Segundo relatório produzido por rede de pesquisadores e líderes Yanomami e Ye’kwana, a pandemia do coronavírus avançou 250% em três meses dentro da Terra Indígena Yanomami.
O documento, chamado "Xawara: rastros da Covid-19 na Terra Indígena Yanomami e a omissão do Estado", indica que o número de casos confirmados no território pulou de 355 para 1.202 entre agosto e outubro.
Gongora explica que vivem na maior reserva indígena do Brasil, localizada entre os estados de Roraima e Amazonas e parte da fronteira com a Venezuela, cerca de 26 mil Yanomami e 700 Ye’kwana. Essa população, que inclui grupos isolados, divide-se em cerca de 360 aldeias.

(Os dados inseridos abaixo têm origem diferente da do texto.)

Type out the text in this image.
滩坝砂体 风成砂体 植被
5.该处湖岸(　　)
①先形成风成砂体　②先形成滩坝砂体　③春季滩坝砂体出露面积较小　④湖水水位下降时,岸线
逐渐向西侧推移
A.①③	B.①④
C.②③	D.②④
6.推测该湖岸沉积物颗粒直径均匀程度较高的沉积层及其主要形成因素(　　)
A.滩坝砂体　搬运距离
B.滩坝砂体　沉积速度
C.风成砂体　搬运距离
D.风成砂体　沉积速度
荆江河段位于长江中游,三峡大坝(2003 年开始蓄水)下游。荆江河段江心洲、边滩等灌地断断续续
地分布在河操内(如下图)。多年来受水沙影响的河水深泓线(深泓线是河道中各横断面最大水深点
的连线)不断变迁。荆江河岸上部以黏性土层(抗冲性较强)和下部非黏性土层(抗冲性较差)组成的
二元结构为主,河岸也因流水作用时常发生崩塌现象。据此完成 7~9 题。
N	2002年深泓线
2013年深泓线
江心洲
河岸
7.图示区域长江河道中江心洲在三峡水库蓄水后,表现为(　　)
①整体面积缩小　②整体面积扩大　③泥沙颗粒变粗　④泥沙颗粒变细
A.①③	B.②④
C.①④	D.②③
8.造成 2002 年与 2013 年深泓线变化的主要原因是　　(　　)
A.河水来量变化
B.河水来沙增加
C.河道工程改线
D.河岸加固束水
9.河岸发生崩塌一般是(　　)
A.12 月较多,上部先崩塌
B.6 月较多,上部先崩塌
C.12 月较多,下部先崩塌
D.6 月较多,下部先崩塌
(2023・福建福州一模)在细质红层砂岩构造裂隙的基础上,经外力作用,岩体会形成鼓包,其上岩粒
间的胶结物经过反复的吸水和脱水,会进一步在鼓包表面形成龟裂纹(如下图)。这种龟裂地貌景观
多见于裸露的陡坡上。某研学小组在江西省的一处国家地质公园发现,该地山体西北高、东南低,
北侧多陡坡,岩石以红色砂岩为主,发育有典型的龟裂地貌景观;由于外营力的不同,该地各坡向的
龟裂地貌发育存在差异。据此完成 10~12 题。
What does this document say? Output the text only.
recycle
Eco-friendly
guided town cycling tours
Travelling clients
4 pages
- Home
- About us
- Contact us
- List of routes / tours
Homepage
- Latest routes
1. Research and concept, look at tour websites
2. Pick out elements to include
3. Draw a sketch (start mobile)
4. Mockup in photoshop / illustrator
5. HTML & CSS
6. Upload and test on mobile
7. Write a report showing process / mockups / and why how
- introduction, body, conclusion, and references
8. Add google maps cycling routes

Um dos motivos da rápida expansão da COVID-19 entre os indígenas é o grande número de garimpeiros que atuam na região, estimulados pela permissividade do atual governo com a atividade, denuncia a antropóloga.
"Estima-se em mais de 20 mil garimpeiros ilegais nas terras indígenas. Há muito tempo essa terra vem sofrendo com essa invasão. No entanto, nos dois primeiros anos do governo Bolsonaro a gente vê uma flexibilização total das formas de prevenir e impedir a entrada dos garimpeiros. Esse número foi crescendo enormemente a partir do início de 2019", disse a pesquisadora da ONG Rede Pró-Yanomami e Ye’kwana.
'Isso é assustador'
A antropóloga afirma que os invasores ajudam a espalhar a COVID-19 entre os índios. Ela lembra que, no passado, a região também foi ocupada por não indígenas, que trouxeram um "ciclo de epidemias e doenças que está viva na memória" dos povos locais.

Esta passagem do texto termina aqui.